As a final point, let me bring up one more unfortunate fact. If people in the realm of popular culture believe that political, media and educational institutions are hollow shams masking nothing but a malign will to power who is to blame for that? Partly those institutions themselves in so far as they have failed to serve human good. Partly though the Demos are simply aping their betters. They apply the same hermeneutic of suspicion that many professors do; ineptly perhaps but their core conviction is no different. Institutions have no legitimacy because they mask evil and power. Authority is bankrupt and all must be questioned and being questioned rejected. ‘Question everything’ is the one thing I don’t need to teach my students yet when people flock to the internet to do just this we academics realize there are interests and authorities we want to protect after all. Of course, it is no surprise if this skepticism also goes with shocking credulity: a man who believes nothing is primed to accept anything said Chesterton and he was surely correct. Nor is it a surprise that people so readily believe that appeals to justice, goodness and truth are shams as it is often true.  Still, we might wonder if hermeneutic practices in this vein are reaching the limit of their utility. We might wonder if these terms might require a certain re-enchantment, at least to the extent that people understand basic things like the need for everyone to pull together in a plague. Suspicion is an acid that eats social bonds and we can’t simply have a ‘culture’ of it and expect to survive. This is perhaps to say that we need a hermeneutic of suspicion grounded in a more primary hermeneutic of charity. This would be something different than a simple return to vanished innocence one hopes but that, again, is for another piece.

   



[1] Kelly Marie is a charismatic prophet to be sure but when she interrupts her speaking in tongues to (charmingly) check her phone one is reminded of what Max Weber said about the routinization of charisma. Here is her endlessly diverting channel:  https://www.youtube.com/channel/UCh0SWJGtGMPNTOEnnoMmb_w

[2] I constantly hear the phrase ‘mental illness’ associated with ‘disordered thinking’. My own experience in the matter makes me doubt this association is as firm as some think. In the throes of whatever it was I had I was capable of feats of ratiocination that as a well (i.e. medicated) person I doubt I could duplicate. Discursive reason and its power is that insignificant: us ‘crazies’ can do it like nobody’s business! I can confirm this from what other sufferers of bi-polarity have told me: that it was in the high ‘manic’ end of their cycles that they could do the most complex problems in math and chemistry. I sometimes wonder what the madness of people like Gödel had to do with their mathematical genius. But when ‘rationalists’ like Sam Harris go on about religious folk being ‘crazy’ and ‘mentally disturbed’ I have to wonder how much Xanax gets HIM through his day.
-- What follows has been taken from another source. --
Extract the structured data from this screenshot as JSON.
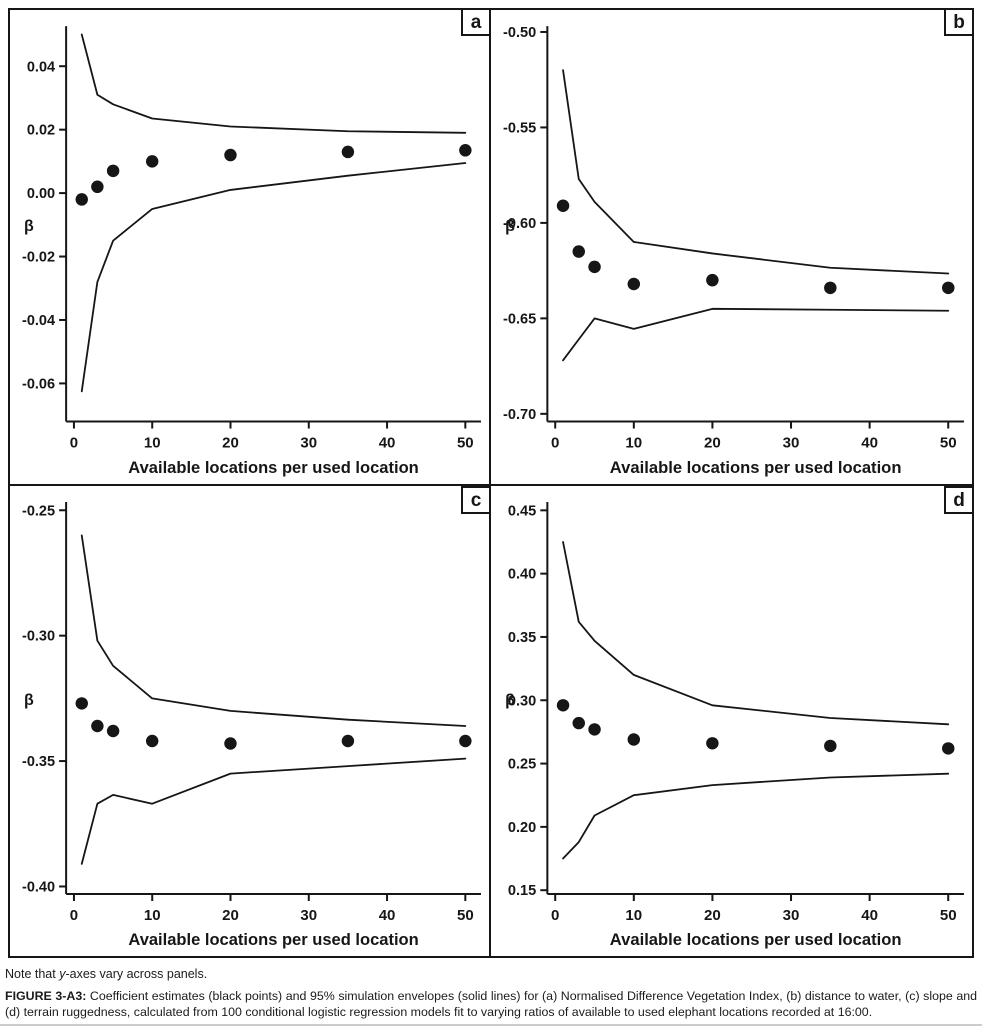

[3] Marxists say that the dictatorship of the proletariat is a necessary product of the dialectic YET at the same time we cannot sit back as if the dialectic will work by itself. Grace presumes effort. Interestingly, the prophets say the same thing. A prophecy of Trump’s triumph is an invitation to humans to co-operate with God’s purposes not a dead, robotic empirical certainty. Again, grace presumes effort.